Fitch, who coached the Clippers from 1994-98 and was a 2019 inductee into the Hall of Fame, said Bryant later “thanked me a few times for not putting him in the mess that we could have put him in with the Clippers.”
The Clippers’ backcourt was deep, Hecker said, adding that the team had targeted adding size in the draft. Still, Bryant left an impression.
“It’s like seeing a beautiful woman, it’s like, ‘Holy mackerel, this guy,’ ” said Hecker, who in more than a decade with the team also served as the Clippers’ director of scouting and director of player personnel. “He had the size and had the confidence, even then. He was special, you could tell. But again, that was a scary place and especially for a young player. There wasn’t anybody on our team to mentor him.”
The Clippers “probably did him a favor,” Hecker said, adding that at the time the team was “just such a screwed-up organization.

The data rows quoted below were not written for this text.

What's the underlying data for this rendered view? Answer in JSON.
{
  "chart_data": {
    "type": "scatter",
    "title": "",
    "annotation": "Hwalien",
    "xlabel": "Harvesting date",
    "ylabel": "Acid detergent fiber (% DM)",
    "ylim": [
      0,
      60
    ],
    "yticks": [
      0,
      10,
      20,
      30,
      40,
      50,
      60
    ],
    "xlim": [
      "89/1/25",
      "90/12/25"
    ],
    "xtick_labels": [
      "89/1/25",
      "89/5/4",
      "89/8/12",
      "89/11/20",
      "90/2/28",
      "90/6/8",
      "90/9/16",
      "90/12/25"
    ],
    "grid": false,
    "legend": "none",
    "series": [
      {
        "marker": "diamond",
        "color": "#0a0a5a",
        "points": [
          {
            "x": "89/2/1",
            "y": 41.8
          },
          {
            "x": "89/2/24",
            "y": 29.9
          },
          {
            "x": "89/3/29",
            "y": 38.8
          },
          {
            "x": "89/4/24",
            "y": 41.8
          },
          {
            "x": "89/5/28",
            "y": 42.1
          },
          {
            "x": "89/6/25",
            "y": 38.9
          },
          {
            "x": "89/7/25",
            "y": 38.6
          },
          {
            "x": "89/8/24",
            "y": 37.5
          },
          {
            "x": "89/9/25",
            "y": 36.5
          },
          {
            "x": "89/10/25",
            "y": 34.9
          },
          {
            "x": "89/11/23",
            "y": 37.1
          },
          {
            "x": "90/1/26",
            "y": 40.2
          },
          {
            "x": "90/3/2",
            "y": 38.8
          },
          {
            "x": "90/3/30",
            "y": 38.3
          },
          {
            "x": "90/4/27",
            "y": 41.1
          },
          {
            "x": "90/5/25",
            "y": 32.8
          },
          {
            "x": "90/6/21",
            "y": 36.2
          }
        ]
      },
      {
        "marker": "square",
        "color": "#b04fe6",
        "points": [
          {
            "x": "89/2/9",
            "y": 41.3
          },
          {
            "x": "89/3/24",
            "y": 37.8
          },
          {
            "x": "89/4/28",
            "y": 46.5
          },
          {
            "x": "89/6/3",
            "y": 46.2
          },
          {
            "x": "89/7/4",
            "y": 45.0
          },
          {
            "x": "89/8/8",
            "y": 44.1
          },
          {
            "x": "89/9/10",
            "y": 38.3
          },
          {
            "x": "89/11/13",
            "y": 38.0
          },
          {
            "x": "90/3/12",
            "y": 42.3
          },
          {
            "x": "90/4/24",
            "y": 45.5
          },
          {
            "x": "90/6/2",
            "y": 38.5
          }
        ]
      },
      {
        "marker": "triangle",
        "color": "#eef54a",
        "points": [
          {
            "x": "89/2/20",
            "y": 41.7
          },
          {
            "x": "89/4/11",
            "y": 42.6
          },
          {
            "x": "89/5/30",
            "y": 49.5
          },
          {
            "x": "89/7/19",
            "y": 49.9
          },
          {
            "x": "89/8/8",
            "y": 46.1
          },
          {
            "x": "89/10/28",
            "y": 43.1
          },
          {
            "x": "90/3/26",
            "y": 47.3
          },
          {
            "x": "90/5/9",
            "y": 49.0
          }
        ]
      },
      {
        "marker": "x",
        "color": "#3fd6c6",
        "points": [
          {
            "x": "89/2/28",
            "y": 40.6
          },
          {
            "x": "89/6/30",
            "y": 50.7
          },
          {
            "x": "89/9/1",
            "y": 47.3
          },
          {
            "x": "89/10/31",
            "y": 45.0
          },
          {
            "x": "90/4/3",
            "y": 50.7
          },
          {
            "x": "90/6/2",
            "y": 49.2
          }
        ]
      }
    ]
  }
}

He needed stability and, obviously, the Lakers with Jerry there was going to give it to him.”
The Clippers missed another chance to add Bryant in 2004, when he was a free agent. Though Bryant had won three championships with the Lakers, he heard pitches from Clippers executives who told Bryant the organization was ready to turn around its reputation as a perennial loser. Executives left a meeting at a Newport Beach hotel elated, believing Bryant had committed verbally.
Before Bryant made the decision official, he called West, who remained a confidante despite working as the general manager in Memphis.
“He was going to come and sign with the Clippers,” West said Tuesday, during a televised remembrance of Bryant on TNT. West has worked with the Clippers as a consultant since 2017. “And I told him, ‘Kobe, under no circumstances can you do this.’ And he was mad at everyone at the Lakers. The owner, everyone else. I said, ‘Kobe you can’t go play with the Clippers. You can’t play for that owner [Sterling], period.’ ”
From friends in Philadelphia, Fitch had learned that Bryant was more than a scoring star at Lower Merion High, and during the workout he learned their information was correct.
“Kobe worked as hard in practice as he did in Game 7,” Fitch said. “I look at his work ethic, it was very important. Most guys, if they do it that easy or are getting a lot of praise and are 17 years old, getting drafted in the first round in the NBA, they might get a little lazy. But he worked at his game hard.”
Hard is also how Fitch described the days since Bryant’s death.
“He was a giver,” Fitch said. “And if he’s looking down now, God bless you, Kobe. God bless you.”